Roomba: Not Your Mother's Vacuum Cleaner


Robert A. Heinlein Scores Again!

In his classic time-travel novel, The Door Into Summer, Robert Heinlein's engineer protagonist Daniel Boone Davis invents a mechanical cleaning robot — not a humanoid device that dusts and pushes the vacuum cleaner, but a smaller gadget that runs around the floor looking for dirt, picking it up and returning to its charging station when it is full or it runs out of juice.

The device is promising enough that his scheming girlfriend and unscrupulous partner conspire to trick him into taking the "long sleep"; they freeze him and send him into the future. The rest is grist for a wonderful story.

But what happened to the wonderful cleaning robot? Other conceptual gimmicks (waterbeds, ATMs, manufacturing robots) from Heinlein's fiction have become reality. Where is the floor-cleaning wizardry we were promised?

iRobot has it — when I first started looking at the Roomba, and its partner mopping machine, that Scooba, I wondered if the patents had the name D.B. Davis on them. Here it was, that all-around time saver of a semi-intelligent vacuum cleaner. The Roomba Red is the basic version. At the push of a button (and a bleeping Tally Ho!), it starts out on a drunkard's walk around the room, flicking and sucking dust, pet hair, crumbs, etc. into a small cannister. A sensor looks for concentrations of dirt; when it encounters them, it switches into a spiraling pattern designed to focus on the dirty area. Another sensor backs it away from the brink of stairs.

Yep, you can turn it on and walk away. It will clean as long as its battery has power, and there is still room in the cannister for dirt. Unless it gets stuck. Or high-centered on something. Or plugged with something it can neither suck in nor disgorge. Even then, it has a plaintive little beeping song that tells you your Roomba has problems its chip can't solve.

Rather than walk away, I like to watch the little sucker work. It rolls easily up over non-fringed carpet edges, and has a back-and-turn trick to deal with the problem when a carpet edge gets sucked into the brushes. It bounces off of obstacles, then stubbornly returns just a touch to the left or right to see if it can get past. The circling movements when it runs into the out-trackings of the cat's litter box, and the sometimes-panicked, sometimes-stalking behavior of my cats, are fascinating.

When it can't complete its task because its bin is full, the Roomba halts wherever it is and plays a sad little "Oh, no!" melody.
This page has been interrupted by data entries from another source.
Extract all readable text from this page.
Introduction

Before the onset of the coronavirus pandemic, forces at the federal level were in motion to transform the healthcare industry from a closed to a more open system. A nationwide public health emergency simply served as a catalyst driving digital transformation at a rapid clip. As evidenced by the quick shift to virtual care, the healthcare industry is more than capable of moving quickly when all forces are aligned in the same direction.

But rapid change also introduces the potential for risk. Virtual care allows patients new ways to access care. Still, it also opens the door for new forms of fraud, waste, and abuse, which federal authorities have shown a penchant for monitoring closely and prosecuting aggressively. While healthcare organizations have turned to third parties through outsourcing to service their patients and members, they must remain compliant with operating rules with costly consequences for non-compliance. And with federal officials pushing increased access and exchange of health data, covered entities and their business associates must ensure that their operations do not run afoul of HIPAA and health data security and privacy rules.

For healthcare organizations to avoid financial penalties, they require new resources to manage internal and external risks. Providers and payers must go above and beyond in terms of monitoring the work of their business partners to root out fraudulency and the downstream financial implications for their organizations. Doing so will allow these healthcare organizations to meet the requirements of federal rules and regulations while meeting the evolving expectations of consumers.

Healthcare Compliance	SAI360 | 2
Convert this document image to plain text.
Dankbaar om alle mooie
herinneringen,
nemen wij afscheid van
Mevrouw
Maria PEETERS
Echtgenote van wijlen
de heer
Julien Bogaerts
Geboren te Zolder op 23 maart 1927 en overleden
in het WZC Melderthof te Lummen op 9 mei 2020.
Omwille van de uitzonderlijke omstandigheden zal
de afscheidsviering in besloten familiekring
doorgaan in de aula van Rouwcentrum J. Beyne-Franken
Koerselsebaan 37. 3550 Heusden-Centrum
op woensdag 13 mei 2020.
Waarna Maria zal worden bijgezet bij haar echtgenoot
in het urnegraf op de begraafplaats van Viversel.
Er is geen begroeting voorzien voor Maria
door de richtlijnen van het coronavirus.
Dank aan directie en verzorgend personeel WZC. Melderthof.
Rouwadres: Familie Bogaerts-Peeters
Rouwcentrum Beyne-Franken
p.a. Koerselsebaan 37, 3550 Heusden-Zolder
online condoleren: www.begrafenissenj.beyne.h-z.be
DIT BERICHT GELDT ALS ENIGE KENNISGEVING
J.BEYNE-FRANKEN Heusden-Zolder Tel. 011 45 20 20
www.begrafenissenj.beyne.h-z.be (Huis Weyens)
And its triumph when it returns to its charging station, finished for the day, is evident in the "Ta-dah!" it bleeps into the room.

Oh, you still have to pick up the bigger stuff before you set the Roomba loose — in my case, cat toys, books, and the occasional sock. I still have to hand-brush the fringed carpets; the Roomba just tries too hard to suck up that fringe. And although the Roomba Red has to be started manually, there are advanced versions that start on a timer, and they all run from hardwood to carpet, sweeping as they go. (For wet-washing floors, you want the mopping robot, Scooba.)

So Heinlein can put his feet up on a cloud, and chalk another one up on his predictive scoreboard. I'll just put my feet up down here, and watch my Roomba clean.